CHAPTER THIRTY-NINE

DAY 97, MASSACHUSETTS, 653.7 MILES TO KATAHDIN

“How is this still even the same day?” Erin wondered aloud as we sat around a campfire with Mike, Ben, and Pilgrim early that evening. After an explosively loud initial reunion, we’d finally settled down to eat. I laughed at Erin’s phrase, but I knew exactly what she meant. Still fresh from finding Mike and Ben the night before, we’d gone into town, bowled, Erin had hurt her knee, we’d lost See Blue, ran into Pilgrim, hiked 20 miles, and it was somehow still daylight.

“Brie?” Ben offered, and I started laughing.

“Why not? This day is so weird,” I said, taking a small bit of this fancy, new (to me) cheese. Ben had hiked in a package of hard salami and a wheel of brie, which he’d heated over the fire so that it was warm and gooey, and was now offering them around like a fancy waiter.

“How’d you know where to find us?” Mike asked Pilgrim.

“I didn’t. I didn’t even know you guys were with Sweets and Not Yet.”
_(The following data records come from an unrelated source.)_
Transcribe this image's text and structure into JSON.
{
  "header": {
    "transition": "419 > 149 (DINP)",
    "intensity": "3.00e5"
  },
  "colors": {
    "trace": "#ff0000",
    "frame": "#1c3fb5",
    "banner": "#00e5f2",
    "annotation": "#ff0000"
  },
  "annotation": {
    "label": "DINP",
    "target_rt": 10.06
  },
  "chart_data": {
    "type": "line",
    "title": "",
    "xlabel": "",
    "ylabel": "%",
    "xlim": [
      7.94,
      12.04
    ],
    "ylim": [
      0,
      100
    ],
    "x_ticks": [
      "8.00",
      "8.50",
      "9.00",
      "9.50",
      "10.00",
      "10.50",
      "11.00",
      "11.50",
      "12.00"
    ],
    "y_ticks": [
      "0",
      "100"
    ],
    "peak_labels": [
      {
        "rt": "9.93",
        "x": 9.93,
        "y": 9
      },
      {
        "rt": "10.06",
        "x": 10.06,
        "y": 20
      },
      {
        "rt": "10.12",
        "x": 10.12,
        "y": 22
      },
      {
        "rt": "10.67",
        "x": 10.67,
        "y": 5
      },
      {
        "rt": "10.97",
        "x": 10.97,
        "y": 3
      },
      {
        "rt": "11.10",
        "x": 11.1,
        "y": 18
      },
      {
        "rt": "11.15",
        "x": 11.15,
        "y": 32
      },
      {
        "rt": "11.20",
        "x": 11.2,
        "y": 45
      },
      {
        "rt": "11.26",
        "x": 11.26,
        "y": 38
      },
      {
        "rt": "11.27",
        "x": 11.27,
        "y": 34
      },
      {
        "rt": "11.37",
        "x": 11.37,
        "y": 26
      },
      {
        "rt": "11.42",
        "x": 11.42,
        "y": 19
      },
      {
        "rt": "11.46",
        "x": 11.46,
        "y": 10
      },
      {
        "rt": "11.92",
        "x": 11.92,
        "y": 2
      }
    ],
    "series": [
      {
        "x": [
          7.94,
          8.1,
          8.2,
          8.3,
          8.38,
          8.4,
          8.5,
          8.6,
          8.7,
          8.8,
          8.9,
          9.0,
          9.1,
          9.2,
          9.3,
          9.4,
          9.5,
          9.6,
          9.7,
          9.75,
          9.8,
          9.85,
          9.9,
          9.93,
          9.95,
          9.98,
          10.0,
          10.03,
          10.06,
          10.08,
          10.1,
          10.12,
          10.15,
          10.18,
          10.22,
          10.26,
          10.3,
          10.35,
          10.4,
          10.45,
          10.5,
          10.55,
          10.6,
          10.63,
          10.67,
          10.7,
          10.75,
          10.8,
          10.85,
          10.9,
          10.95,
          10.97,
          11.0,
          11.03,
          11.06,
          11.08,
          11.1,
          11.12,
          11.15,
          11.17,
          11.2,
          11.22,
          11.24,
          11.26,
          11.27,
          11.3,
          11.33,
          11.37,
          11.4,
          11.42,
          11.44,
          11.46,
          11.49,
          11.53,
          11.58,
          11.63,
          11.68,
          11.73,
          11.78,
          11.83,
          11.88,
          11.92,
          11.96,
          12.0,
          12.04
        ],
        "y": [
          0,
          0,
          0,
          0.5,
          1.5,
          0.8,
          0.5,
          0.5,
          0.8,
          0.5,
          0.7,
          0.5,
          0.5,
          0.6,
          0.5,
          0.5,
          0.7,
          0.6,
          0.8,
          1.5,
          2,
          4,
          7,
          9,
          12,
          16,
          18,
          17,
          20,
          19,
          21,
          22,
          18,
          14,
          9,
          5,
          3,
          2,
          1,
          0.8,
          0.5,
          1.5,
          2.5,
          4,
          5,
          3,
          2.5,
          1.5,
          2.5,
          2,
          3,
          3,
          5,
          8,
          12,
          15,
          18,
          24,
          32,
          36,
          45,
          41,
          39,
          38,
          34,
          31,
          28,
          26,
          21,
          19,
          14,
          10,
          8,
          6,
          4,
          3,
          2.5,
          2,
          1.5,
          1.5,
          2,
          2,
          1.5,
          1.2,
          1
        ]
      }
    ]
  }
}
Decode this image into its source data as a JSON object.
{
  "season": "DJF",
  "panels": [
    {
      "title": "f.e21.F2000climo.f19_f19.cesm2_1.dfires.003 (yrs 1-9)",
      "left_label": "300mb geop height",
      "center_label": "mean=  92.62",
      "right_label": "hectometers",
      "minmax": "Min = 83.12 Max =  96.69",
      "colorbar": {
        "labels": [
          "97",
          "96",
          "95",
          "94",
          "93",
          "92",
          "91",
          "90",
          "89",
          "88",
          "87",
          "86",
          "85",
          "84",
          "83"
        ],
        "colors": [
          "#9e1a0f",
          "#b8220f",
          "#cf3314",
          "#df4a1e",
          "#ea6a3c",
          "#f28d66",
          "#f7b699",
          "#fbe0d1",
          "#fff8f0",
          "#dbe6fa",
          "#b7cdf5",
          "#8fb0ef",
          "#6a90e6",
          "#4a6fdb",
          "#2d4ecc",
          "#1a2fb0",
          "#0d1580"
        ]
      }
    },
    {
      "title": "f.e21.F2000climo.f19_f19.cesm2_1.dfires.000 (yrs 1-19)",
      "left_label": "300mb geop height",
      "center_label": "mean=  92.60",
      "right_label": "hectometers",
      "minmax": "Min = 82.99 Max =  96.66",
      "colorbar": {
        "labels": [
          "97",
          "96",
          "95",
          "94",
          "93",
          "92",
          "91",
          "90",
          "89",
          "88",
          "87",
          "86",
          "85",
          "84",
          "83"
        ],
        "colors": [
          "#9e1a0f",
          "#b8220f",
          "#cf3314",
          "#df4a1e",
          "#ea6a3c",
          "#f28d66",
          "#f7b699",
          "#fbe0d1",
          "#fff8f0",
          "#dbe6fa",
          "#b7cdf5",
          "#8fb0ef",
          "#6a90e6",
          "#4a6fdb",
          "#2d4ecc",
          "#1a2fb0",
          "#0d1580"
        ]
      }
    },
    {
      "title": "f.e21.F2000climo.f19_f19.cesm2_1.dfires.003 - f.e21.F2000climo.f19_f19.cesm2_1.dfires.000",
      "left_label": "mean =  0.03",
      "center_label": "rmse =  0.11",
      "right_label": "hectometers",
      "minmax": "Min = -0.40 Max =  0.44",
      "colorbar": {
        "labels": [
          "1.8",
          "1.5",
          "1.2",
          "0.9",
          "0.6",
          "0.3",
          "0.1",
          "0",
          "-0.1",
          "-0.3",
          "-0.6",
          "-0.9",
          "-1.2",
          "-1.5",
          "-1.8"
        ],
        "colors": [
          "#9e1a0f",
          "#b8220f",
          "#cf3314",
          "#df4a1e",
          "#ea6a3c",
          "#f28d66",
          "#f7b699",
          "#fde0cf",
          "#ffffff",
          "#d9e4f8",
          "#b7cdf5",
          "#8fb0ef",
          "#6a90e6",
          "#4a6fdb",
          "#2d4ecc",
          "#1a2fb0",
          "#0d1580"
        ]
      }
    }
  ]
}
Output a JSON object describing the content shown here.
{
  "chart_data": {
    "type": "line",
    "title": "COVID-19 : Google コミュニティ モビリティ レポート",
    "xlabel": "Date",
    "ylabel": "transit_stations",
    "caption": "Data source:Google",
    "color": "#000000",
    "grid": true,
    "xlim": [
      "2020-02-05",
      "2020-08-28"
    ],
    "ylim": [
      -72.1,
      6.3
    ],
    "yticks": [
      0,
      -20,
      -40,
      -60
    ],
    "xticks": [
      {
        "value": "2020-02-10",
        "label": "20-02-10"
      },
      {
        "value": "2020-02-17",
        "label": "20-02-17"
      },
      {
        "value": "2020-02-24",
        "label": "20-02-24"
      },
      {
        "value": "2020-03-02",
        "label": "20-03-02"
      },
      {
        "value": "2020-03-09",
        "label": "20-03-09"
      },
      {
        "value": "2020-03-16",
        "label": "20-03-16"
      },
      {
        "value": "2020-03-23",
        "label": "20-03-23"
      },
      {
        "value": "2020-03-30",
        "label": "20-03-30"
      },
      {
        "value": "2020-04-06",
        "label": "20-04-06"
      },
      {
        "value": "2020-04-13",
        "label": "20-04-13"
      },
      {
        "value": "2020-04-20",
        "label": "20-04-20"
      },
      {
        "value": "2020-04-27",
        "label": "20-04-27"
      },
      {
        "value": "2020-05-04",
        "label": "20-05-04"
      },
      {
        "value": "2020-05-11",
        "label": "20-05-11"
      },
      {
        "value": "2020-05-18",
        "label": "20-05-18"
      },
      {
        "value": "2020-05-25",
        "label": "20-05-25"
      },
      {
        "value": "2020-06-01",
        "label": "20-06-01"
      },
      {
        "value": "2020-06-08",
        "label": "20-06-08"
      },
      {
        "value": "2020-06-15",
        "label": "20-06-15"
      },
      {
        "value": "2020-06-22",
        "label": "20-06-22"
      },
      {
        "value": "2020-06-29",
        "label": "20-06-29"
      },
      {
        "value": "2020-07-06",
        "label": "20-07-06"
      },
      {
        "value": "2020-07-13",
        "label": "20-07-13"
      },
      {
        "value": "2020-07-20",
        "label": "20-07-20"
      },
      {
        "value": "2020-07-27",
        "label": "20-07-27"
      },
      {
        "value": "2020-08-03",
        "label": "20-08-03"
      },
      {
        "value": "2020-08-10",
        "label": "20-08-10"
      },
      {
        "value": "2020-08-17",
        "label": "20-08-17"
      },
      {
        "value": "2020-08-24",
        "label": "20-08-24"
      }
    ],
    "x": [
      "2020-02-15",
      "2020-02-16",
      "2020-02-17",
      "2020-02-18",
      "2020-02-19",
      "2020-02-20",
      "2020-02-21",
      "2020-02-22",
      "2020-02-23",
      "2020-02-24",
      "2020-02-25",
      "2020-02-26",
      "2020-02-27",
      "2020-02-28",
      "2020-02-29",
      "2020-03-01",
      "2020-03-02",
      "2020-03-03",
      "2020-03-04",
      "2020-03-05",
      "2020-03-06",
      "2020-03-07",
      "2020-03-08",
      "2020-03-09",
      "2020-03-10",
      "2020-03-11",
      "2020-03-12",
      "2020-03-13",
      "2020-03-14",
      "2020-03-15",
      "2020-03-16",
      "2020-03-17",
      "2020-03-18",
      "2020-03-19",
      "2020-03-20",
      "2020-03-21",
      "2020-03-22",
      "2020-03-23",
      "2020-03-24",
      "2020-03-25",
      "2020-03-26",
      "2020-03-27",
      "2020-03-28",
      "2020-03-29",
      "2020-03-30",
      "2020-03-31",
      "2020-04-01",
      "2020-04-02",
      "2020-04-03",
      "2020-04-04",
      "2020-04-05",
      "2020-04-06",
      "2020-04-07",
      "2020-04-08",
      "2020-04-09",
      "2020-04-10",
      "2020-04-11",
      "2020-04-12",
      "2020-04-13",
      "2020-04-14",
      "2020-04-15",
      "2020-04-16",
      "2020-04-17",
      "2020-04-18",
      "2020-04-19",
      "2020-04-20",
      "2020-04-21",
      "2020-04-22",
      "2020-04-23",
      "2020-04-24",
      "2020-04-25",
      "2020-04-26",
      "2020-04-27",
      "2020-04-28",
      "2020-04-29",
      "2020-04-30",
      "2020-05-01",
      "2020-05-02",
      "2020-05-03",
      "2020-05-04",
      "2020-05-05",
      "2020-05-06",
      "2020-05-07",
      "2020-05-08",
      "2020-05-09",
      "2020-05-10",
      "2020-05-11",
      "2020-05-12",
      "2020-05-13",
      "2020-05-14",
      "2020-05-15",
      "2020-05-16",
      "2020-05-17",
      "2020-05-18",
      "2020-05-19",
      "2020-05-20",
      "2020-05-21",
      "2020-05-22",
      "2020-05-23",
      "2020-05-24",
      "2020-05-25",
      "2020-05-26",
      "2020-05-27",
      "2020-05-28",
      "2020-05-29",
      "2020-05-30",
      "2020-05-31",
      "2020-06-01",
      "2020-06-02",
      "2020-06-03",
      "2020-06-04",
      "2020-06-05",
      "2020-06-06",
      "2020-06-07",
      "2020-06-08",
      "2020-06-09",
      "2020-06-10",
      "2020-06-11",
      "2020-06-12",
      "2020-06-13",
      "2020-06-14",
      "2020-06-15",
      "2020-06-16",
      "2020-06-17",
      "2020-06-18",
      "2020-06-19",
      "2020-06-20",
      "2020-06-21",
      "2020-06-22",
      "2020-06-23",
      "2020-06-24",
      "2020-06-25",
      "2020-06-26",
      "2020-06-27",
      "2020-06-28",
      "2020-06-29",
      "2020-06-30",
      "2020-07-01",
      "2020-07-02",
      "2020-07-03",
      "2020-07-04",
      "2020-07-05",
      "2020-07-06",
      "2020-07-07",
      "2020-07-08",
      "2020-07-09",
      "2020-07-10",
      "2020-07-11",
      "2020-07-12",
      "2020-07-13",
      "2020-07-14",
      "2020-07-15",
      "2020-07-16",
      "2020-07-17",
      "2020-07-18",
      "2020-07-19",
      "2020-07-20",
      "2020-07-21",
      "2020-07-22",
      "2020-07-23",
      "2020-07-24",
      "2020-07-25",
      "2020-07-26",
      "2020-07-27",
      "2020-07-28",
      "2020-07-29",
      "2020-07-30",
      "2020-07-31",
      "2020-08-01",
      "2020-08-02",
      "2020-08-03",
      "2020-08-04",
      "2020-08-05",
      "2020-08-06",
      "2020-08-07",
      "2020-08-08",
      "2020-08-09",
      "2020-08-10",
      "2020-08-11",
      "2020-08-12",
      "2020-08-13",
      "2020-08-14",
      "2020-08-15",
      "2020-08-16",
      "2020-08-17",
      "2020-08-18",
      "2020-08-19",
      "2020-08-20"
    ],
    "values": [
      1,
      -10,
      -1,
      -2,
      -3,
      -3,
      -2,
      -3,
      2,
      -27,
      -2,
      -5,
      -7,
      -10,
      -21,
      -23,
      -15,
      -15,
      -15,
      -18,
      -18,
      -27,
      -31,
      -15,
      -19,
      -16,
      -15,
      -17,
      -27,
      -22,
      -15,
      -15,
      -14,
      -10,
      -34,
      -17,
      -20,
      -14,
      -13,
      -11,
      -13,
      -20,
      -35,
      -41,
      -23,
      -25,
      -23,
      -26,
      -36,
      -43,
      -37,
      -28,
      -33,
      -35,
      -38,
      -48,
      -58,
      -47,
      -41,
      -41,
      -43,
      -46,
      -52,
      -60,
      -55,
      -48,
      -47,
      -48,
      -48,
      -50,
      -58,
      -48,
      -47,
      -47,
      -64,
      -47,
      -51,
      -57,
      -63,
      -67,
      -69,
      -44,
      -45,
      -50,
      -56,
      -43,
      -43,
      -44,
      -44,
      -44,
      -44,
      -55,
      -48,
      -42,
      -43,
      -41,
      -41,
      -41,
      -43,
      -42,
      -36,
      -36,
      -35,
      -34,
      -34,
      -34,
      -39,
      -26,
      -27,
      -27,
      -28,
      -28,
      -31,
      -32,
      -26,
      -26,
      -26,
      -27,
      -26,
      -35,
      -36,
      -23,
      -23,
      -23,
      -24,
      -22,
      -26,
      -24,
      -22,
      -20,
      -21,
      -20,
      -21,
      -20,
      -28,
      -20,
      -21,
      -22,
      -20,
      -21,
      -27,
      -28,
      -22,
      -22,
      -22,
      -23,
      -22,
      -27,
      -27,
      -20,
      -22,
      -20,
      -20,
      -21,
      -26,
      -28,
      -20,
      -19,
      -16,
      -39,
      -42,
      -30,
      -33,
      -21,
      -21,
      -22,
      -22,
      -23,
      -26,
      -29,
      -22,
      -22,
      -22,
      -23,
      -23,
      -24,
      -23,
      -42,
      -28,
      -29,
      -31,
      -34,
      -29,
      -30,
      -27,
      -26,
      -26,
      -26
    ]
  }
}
After we’d said goodbye to Pilgrim and Sug in Harper’s Ferry, they’d continued hiking North until Pilgrim had left the trail to go home for his college graduation from SUNY Geneseo. Sug had kept hiking, and would be getting off the trail soon to go to a wedding the same weekend as we’d be going to Cara and Chris’s wedding. Pilgrim got back on the trail the day before and saw a note Erin and I had written in the last shelter log, so knew he must be close. Unbeknownst to him, he’d passed us while we were in town, so when he got to the shelter he thought we’d be at, he’d turned around in hopes of finding Erin and I. Somehow, he’d missed Mike and Ben completely.

“If we hadn’t been saying goodbye to Blue, you would have missed all of us,” I said in wonder. “God! What a weird day!”

“I still can’t believe See Blue is gone. I was so excited to see him again,” Pilgrim lamented.

Mike raised his slice of salami, “To Blue.”

“TO BLUE!” we repeated.

We stayed up late filling each other in on what had happened in the others’ absence, everyone so genuinely in awe of the crazy set of circumstances that had brought us all back together again. Pilgrim had last seen Ben on a chance encounter in Blacksburg, Virginia, and Mike when he’d decided to stay behind at the hostel in Tennessee. It had been over 500 miles since Erin and I had last hiked with Pilgrim. And now here we all were, in the same shelter on the same day. We were missing See Blue and still needed Sug, but knew that if we were with Pilgrim, he’d be able to find us when he got back on the trail. I don’t know who, but someone brought up the idea of trying to finish the rest of the trail together, and we all jumped on it. It was as if we’d all been thinking it (I’d actually wished it out loud days earlier), but we were all so ingrained with the notion of “hike-your-own-hike” that no one had wanted to impose their schedule on anyone else. In the beginning, we never would have dreamed of changing our end date, but now we were all comparing notes and mileage and the days Erin and I needed to take off for the wedding—the boys were now thinking they may come after all—and trying to find a way to make it work for all of us. It felt good to finally admit that these friendships were important enough not to leave to chance reunions on the trail.

I had a happy glow, and a newfound love for brie cheese, as I rolled my sleeping bag out and pulled on the new warm socks that Kevin’s mom had sent me. Ben sat down beside me.

“I brought this for you,” he said, handing me the Kurt Vonnegut book, Sirens of Titan. I must have looked confused because he added, “You told me you only read crap books and so I thought I’d bring you something that wasn’t crap. This isn’t my favorite Vonnegut, but it’s the one I found.”

“I like reading crap,” I said, taking the book from him and examining the cover, “but I guess I can give this ‘literature’ a try.”

I felt Erin’s gaze watching the exchange, but I didn’t look at her.

“Shit, does this thing have aliens in it? Ugh,” I said dramatically after I read the cover.

Ben laughed and then said simply, “Only read it if you want.”

I rolled my eyes, but put the book in my bag anyway.